骨髄ストローマ由来因子による造血幹細胞の増幅(総括研究報告書)

ISFは蛋白質の機能を指標にして発現クローニング法で同定した分子である。c-kit陽性Sca-I陽性の幼若な造血細胞(KSL細胞)をISFを強制発現させた骨髄ストローマ細胞と共培養し、造血前駆細胞の増幅が誘導されるかどうか調べたところ、in vitroコロニー形成細胞数およびin vivoにおける長期骨髄再建能を有する造血幹細胞数が増加していた。ISFは6回膜貫通型の膜蛋白質でプロトンポンプのサブユニットと相同性を有する分子である。研究申請者は最近DNAマイクロアレイを利用した実験を行い、ストローマ細胞におけるISF過剰発現により、MMP3およびN-Mycの発現上昇とTIMP3およびSFRP-1の発現減少が誘導されることを明らかにした。MMP3はMMP9を活性化するので、MMP9の活性化を介してs-kit ligand(KL)の放出を誘導する可能性が考えられた。しかしながら、ISFの過剰発現はストローマ細胞からのKLの産生および放出には影響を与えなかった。ISFの過剰発現により発現の減少が認められるTIMP3はチロシンキナーゼレセプターAng
-1/Tie-2系の活性化を抑制することを見いだした。Ang-1/Tie-2は造血幹細胞の増幅に促進的に働くことが知られており、ISFによるTIMP3の発現の低下はAng-1/Tie-2が活性化を介して、造血幹細胞増幅を誘導する可能性がある。また変異を導入しポンプ活性を失活させた変異型ISFには造血幹細胞の増幅活性はないこと、さらにポリクローナル抗体を利用した免疫染色でISFが主にERやゴルジ体に発現していることも判明した。これらの結果から考えて、ISFがER/ゴルジ体や分泌顆粒内のpHを下げることを介して造血サイトカインの産生や放出に影響を与えている可能性も考慮する必要がある。

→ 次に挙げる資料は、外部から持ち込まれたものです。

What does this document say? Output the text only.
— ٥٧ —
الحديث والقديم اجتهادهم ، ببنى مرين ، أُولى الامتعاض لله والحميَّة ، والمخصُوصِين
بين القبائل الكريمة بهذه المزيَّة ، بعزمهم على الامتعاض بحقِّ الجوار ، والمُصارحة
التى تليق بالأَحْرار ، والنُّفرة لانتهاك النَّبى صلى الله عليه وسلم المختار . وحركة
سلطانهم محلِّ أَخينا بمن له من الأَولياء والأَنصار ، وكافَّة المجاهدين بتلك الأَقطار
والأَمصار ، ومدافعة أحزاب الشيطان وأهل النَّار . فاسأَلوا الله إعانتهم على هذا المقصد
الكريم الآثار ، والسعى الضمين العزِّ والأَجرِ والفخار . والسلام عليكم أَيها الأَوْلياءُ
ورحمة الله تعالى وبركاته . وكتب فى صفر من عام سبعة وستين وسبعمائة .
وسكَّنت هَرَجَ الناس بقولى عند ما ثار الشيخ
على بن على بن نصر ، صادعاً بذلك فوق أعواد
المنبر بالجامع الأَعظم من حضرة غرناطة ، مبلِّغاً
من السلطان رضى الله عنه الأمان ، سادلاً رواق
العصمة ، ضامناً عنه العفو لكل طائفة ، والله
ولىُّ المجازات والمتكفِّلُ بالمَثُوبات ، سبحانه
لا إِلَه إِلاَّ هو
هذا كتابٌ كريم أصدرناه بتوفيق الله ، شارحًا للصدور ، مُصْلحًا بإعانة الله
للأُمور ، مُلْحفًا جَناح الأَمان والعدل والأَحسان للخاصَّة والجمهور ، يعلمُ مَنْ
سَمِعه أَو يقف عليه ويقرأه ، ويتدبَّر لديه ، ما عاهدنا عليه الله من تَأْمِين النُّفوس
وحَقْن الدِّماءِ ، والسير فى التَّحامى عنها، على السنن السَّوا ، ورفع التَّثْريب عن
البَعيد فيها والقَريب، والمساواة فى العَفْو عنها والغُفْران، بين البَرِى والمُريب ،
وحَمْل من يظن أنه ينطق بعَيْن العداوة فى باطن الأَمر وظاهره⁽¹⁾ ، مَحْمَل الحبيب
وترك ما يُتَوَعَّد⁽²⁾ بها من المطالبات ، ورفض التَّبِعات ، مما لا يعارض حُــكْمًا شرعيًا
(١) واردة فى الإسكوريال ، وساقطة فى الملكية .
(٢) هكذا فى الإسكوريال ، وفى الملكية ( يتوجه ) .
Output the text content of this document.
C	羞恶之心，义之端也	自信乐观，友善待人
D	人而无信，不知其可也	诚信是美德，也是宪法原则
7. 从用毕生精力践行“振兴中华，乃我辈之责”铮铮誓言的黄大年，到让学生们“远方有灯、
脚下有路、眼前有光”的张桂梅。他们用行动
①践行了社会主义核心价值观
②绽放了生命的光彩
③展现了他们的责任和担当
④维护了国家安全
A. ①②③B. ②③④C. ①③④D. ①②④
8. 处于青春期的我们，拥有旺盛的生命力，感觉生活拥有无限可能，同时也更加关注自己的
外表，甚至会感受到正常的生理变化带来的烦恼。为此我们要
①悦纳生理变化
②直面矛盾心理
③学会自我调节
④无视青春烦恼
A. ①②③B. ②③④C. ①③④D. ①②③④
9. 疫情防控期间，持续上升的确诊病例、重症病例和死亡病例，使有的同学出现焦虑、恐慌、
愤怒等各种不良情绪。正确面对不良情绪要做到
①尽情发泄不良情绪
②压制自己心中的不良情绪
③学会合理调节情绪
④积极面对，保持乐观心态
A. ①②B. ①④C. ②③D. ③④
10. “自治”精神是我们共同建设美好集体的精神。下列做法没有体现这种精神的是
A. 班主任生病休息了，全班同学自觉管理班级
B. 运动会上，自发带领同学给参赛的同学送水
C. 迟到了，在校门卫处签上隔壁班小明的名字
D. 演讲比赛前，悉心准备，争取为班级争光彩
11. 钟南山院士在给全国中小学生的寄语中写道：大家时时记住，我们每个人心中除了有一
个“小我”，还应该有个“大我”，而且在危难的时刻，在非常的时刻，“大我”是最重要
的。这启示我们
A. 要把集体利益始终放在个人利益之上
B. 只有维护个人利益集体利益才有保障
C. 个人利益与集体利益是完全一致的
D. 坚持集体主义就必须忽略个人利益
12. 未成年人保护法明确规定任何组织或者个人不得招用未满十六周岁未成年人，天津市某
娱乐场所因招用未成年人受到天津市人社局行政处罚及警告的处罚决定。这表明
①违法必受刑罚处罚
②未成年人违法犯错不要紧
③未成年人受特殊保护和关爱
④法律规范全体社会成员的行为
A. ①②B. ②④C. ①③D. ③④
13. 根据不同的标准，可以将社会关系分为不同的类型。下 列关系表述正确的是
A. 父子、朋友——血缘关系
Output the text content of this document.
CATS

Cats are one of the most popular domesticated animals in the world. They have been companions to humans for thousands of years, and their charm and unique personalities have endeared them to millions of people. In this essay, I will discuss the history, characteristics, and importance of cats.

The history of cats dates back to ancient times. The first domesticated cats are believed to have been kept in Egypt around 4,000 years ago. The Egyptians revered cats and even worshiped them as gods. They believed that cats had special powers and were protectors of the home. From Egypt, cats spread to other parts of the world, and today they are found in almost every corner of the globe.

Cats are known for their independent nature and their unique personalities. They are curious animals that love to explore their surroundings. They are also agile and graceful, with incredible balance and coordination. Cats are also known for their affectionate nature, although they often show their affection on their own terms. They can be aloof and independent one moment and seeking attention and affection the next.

一方のKirreもISF同様CFU-C、LTC-IC(long term culture-initiating cell)、CAFC(cobble stone-like area forming cell)など造血前駆細胞および造血幹細胞の指標となる細胞の増幅を誘導すると同時にin vivoにおける長期骨髄再建能を有する真の造血幹細胞の増幅を誘導した。さらにKirreに対するsiRNAを利用した実験を行い骨髄ストローマ細胞株OP-9の造血支持能がKirreに依存していることも判明した。組織分布を調べたところKirreの発現は骨髄および脳に限局していた。骨髄中では、骨膜のオステオブラスト(骨芽細胞)の一部で発現が認められた。胎生期マウスにおいてはmKirreが造血幹細胞の発現部位であるAGM領域に強い発現が認められた。また興味深いことにmKirreはmigrating myocyteにも発現していた。ストローマ細胞への潜り込みを誘導する性質と考えあわせると、mKirreが細胞の遊走に関与する可能性も考えられる。一方、Fc融合可溶性Kirre分子は、骨膜近傍のごく少数の血液細胞に結合することが判明した。この細胞は2重染色で調べたところc-kit陽性であった。しかしながらFACSによる解析では、c-kit陽性のKSL細胞あるいは同じく造血幹細胞を含むと考えられているSP細胞に対する可溶性Kirre分子の結合は認められなかった。骨膜近傍のごく少数のc-kit陽性の造血幹細胞が通常の骨髄採取方法では回収されにくいか、あるいは頻度が低くてFACSでは確認できない可能性も考えられるため、今後さらなる検討が必要である。
Kirreのノックアウトマウス作製のためのノックアウトコンストラクトの構築(図1)が終了し、組み換えES細胞のスクリーニングを行ない、1000以上のESクローンを調べたが相同組み換えをおこしたES細胞は見つからなかった。そこでノックアウトコンストラクトを少し変更して(図2)、再度ES細胞のスクリーニングを行なっている。